眼下に碧色の海が広がる本社工場(うるま市字昆布1455)では、塩水が電気分解設備にかけられ製品に生まれ変わる。電解槽は現在、20槽が稼働。その心臓部にあたるイオン交換膜の耐用年数は長くて5年ということで、最も投資負担の大きな部分になっている。平成13年にISO9001、同17年にISO14001をいずれも全事業所で取得するなど、品質・環境対策にも力を入れている。また、20台のローリー車を所有し、「スムーズ&スピード&セーフティ」をモットーに製品をユーザーのもとへ配送する製販一貫体制をとっている。

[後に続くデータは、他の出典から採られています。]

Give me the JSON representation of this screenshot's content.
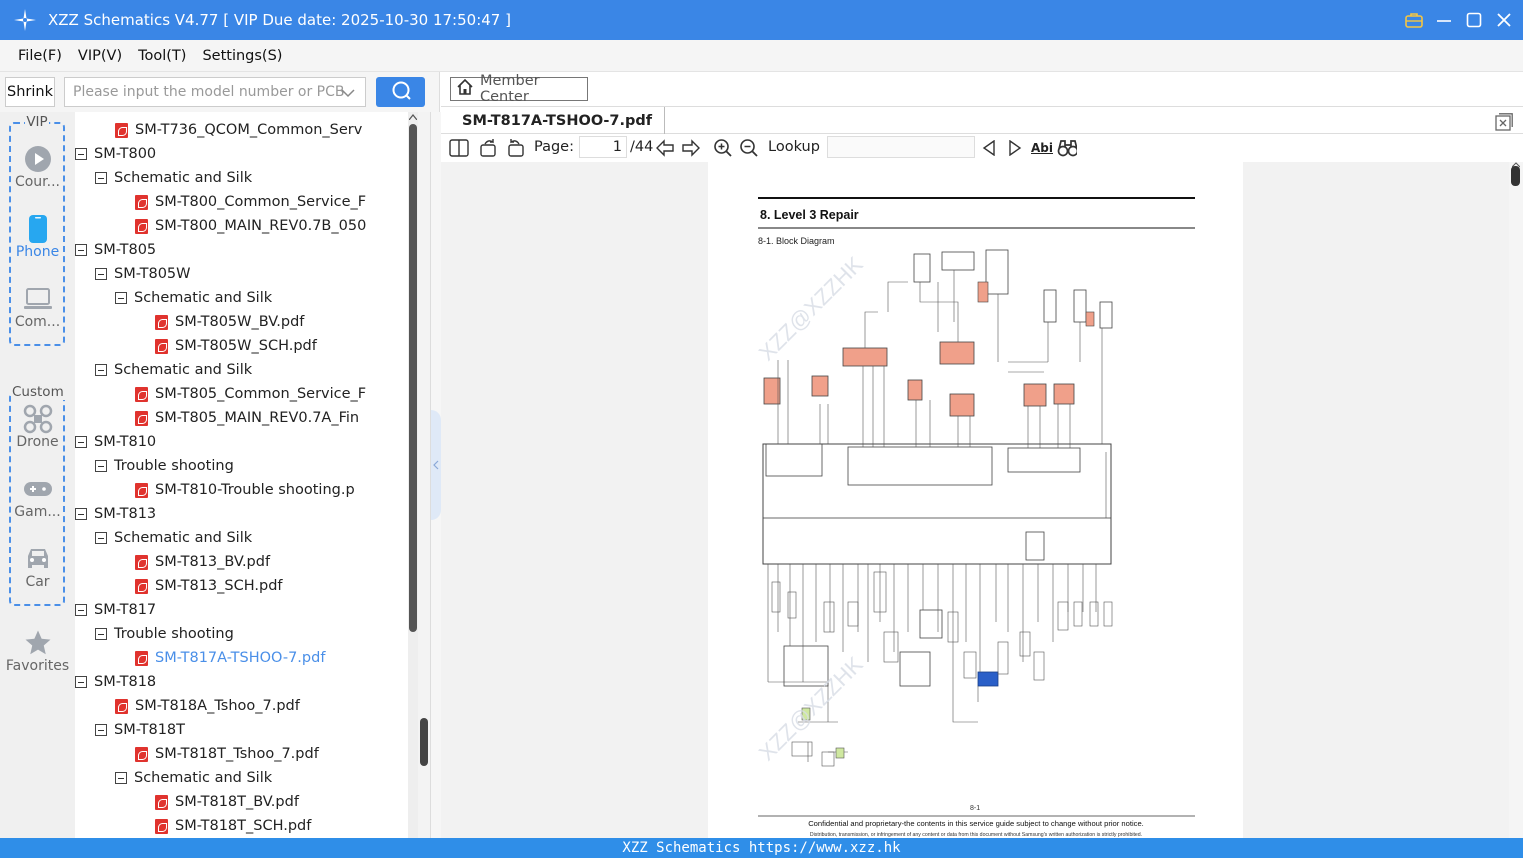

事業の多角化にも余念がない。平成5年には赤野工場(うるま市字赤野768)で回転成型法によりポリエチレン製品の製造を開始した。当初は自社で生産した薬品類の輸送用に、ポリエチレン製の貯蔵タンクを本土から購入してきた。だが輸送コストが高くつくため思い切って内製に切り替えることにした。こうして薬品タンクから製造・販売を始め、現在は家庭用の給水タンクや雨水利用タンク、農業用の農薬散布・液肥調合タンク、建築・土木用の衝突緩和用保護材など、55品目を外販するまでになった。

平成17年には本社工場に塩の袋詰め設備が完成。塩の販売自由化を受け天日塩を外販する事業にも乗り出した。現在は営業マンが県内の小中学校を回り販路開拓を進めている。沖縄では小中学校の校庭が乾燥し、風が強い日には砂埃が巻き上がり近隣住民が被害を受ける。塩は吸湿性があるため校庭に散布すると3〜4カ月は防塵効果がある。また沖縄の特産品であるモズクの保存用としても販売を予定。塩の購入量を増やすことで仕入れ価格を低減する狙いもあるようだ。

コスト抑制を図る

沖縄県内に競争相手がいないというのは最大の強み。供給責任の重さが「防御壁」になっている。「ここ10年は値上げした製品はない」(比嘉克己社長)というように、電力料金が安定的に推移しているため、円安や原油高に伴う原材料コストの上昇というリスク要因は低く抑えられている。最近は採用でも気を吐いている。同社から働きかけなくても大学から学生を紹介されるようになったという。07年度は理工系大卒を含め新卒3名を採用。団塊世代の完全引退後を睨み、後継者の育成にかかろうとしている。